Despite assurances from its head of research and development Thomas Weber at the time of launch back in 2008, Mercedes-Benz has failed to deliver on the promise of finding an “engineering solution” to allow the first-generation GLK, pictured here officially in facelifted form for the first time, to be sold in right-hand drive – even with basic rear wheel drive.
The BMW X3, Audi Q5 and Land Rover Freelander rivalling SUV - launched today at the New York motor show - is sold in all of the German car maker’s traditional left-hand drive markets but is not offered in the UK owing to a cost cutting decision made during the GLK’s development that meant its four-wheel drive system was engineered exclusively for left-hand drive. Other key right-hand drive markets denied the angular looking five-seater include South Africa, Australia, Indonesia and Thailand.

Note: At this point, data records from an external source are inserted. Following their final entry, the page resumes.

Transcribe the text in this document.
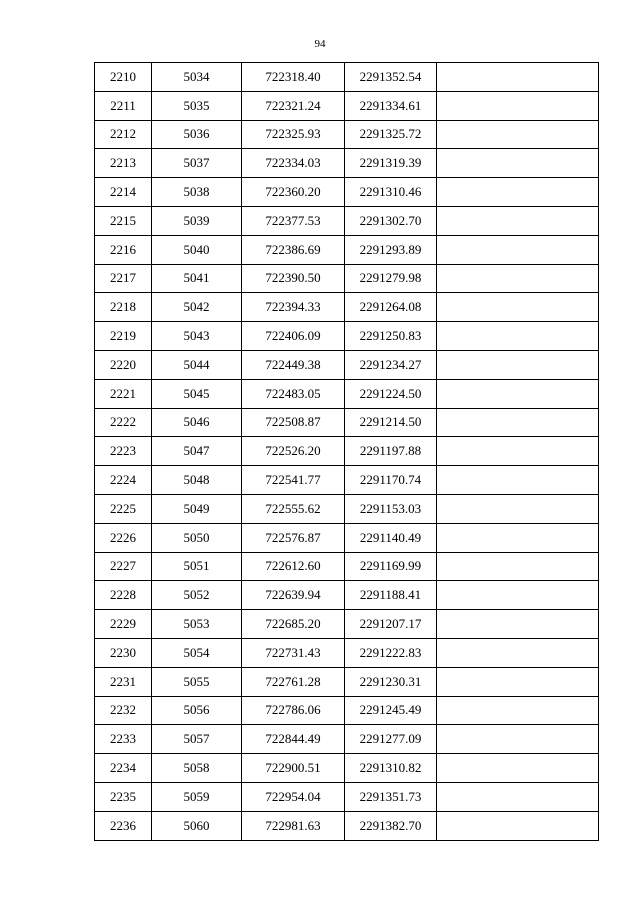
94
2210	5034	722318.40	2291352.54	
2211	5035	722321.24	2291334.61	
2212	5036	722325.93	2291325.72	
2213	5037	722334.03	2291319.39	
2214	5038	722360.20	2291310.46	
2215	5039	722377.53	2291302.70	
2216	5040	722386.69	2291293.89	
2217	5041	722390.50	2291279.98	
2218	5042	722394.33	2291264.08	
2219	5043	722406.09	2291250.83	
2220	5044	722449.38	2291234.27	
2221	5045	722483.05	2291224.50	
2222	5046	722508.87	2291214.50	
2223	5047	722526.20	2291197.88	
2224	5048	722541.77	2291170.74	
2225	5049	722555.62	2291153.03	
2226	5050	722576.87	2291140.49	
2227	5051	722612.60	2291169.99	
2228	5052	722639.94	2291188.41	
2229	5053	722685.20	2291207.17	
2230	5054	722731.43	2291222.83	
2231	5055	722761.28	2291230.31	
2232	5056	722786.06	2291245.49	
2233	5057	722844.49	2291277.09	
2234	5058	722900.51	2291310.82	
2235	5059	722954.04	2291351.73	
2236	5060	722981.63	2291382.70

In spite of the earlier guarantee that the GLK, baby brother to the larger M- G- and GL-class, would be re-engineered to allow right-hand drive sales, Mercedes-Benz now says this won’t be possible until the introduction of a second-generation model, due out in 2015 and already undergoing development at the company’s headquarters in Stuttgart, Germany under the codename X205.
The problem, according to Mercedes-Benz engineering sources, is a driveshaft used to operate the front wheels on four-wheel drive versions of the GLK. It is positioned such that it encroaches slightly on the right-hand-side footwell, something Weber has revealed to Autocar can’t be altered without “significant and expensive” alterations to its steel floorpan and driveline architecture.
A low-cost solution that would have seen the first-generation GLK sold exclusively in rear-wheel drive form in right-hand drive has apparently now been ruled out by Mercedes-Benz, which concedes it has given Audi and BMW a major sales fillip in many important markets, including the UK. The M-, G- and GL class all use a different four-wheel drive system to the GLK.